Who is with me? 😀
I am trying to be consistent in maintaining the posts in this blog, but I just can’t stick to its purpose, which is supposedly to share teaching and learning insights, but maybe, if you’re going to read all my posts, I insert some of these insights even to my personal notes 😀
Now, my trip is taking this 30-Day Writing Challenge I just grabbed from Pinterest:
For bloggers like me, nobody would be interested reading my posts, but I am happy just sharing random facts about myself because I can practice and hopefully enhance my writing skills. I remember when I was in college, when our Professor tasked us to write journals that I randomly pick topics, which somehow caught his attention and left a note that he liked the way I write. It inspired me so much because I did not do anything to impress him because I just enjoyed the task, without minding if I’ll get good grades with it ^_^
So, for DAY 1 Challenge – Describe Your Personality
Every time someone asks me to describe myself, my mind always recalls the first POEM I wrote about myself in Filipino Language. The title was, “SINO AKO?” (WHO AM I?). I wrote this one when I was in my 5th grade, the first line was, “Ako ay isang babaeng mahinhin, ngunit sa artehan ay di pabibitin” (I am a demure lady, and I always make myself pretty). LOL! It is not the literal translation, but it captures the context.

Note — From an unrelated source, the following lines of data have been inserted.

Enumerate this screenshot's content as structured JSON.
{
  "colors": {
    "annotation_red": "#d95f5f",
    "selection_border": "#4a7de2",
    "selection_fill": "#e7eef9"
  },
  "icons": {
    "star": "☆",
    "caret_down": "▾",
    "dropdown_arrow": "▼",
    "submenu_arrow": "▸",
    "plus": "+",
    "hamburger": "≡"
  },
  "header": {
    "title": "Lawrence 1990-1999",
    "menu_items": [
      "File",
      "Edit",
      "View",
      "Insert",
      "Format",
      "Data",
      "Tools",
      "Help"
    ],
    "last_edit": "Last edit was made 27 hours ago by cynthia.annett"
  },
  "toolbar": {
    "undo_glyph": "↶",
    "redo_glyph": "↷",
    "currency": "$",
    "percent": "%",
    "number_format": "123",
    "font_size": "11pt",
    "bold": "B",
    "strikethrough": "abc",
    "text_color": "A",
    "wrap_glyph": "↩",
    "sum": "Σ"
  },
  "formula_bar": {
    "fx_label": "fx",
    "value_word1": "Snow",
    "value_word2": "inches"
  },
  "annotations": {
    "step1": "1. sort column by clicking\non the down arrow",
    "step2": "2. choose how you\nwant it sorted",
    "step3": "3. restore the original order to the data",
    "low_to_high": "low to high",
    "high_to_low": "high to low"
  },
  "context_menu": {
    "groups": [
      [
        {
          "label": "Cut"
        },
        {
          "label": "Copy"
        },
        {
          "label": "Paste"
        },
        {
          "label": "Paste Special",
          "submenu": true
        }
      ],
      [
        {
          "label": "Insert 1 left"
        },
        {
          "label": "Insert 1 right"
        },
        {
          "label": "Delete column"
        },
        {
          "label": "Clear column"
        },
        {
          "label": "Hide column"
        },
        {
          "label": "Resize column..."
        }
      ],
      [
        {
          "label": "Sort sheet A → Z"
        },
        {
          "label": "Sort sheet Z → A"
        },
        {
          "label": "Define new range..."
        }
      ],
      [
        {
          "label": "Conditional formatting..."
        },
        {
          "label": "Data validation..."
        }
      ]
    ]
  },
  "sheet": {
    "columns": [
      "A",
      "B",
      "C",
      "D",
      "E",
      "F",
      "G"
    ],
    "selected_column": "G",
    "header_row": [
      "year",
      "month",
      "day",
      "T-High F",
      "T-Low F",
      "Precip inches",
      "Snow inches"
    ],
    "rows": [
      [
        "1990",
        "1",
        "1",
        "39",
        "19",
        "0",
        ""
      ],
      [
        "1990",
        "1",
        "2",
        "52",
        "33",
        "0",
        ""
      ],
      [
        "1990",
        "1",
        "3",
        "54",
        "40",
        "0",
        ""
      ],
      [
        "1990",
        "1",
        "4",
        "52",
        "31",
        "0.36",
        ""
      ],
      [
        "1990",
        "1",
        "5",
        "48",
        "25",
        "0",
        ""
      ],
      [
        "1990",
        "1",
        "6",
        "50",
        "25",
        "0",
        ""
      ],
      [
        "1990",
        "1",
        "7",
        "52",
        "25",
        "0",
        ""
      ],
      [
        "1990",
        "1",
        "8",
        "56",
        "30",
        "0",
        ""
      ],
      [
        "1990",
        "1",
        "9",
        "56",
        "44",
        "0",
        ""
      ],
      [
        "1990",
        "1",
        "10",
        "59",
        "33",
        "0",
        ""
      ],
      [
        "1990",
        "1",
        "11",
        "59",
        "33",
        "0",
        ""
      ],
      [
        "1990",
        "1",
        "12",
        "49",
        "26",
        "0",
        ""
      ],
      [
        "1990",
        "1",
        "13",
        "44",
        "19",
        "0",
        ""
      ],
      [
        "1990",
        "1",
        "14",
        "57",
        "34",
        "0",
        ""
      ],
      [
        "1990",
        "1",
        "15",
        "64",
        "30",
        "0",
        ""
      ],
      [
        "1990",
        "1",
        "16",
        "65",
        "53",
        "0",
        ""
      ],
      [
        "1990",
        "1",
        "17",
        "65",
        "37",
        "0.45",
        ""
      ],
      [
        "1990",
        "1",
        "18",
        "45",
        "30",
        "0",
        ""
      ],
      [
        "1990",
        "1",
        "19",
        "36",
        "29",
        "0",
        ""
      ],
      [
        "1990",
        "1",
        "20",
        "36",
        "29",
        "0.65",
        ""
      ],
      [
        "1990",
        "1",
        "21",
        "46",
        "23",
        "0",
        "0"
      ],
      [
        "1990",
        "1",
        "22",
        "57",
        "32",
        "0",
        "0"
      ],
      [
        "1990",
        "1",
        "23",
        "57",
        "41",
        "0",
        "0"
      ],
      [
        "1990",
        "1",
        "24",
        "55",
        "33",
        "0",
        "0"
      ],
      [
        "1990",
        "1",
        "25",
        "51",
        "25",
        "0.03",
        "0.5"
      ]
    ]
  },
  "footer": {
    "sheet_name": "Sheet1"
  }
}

Well, that was written more than two decades ago and the first line remains true, but the line that says I always make myself pretty is not anymore LOL! My habits of making myself always pretty, changed when I started wearing eyeglasses. I thought that I looked like an old lady because I started wearing glasses when I was also in my 5th grade. I can still recall my collections of beauty kits, those fake jewelries and my collections of hair clips and all when I was on my 4th grade, but that all changed when my eyes became four 😀 😀 😀 I just have this thought in mind that those cute stuffs I wear no longer match my face with glasses.
I stopped that even until now, I hate exerting much effort in making myself pretty hahaha. I was trying to regain that energy, but I don’t know. HAHAHA!
Well, that is just one of my personalities. I am a person who is very moody. A fickle-minded lady who finds it very easy to shed tears on petty things, but was able to withstand many serious struggles in life like failures, disappointments, betrayals, poverty LOL!, broken dreams, broken hearts, almost broken mind and thinkings about everything, but remained still despite all the ravages of life. Did I overdo describing myself? Well, maybe that is part of my personality HAHAHA!
I am a lady who likes to DREAM BIG. I have so much wishful thinkings about my career. I like to do challenging tasks. I complain, I curse, but I still do what needs to be done. I like to compete, and definitely a hard loser. Hahaha
I am an emotional person. I always put my family above everyone else. I love my friends. I keep people, but I also do hate many. HAHAHA.
Writing all these things made me question myself, am I still normal? HAHAHAHA. But, yes, that’s me.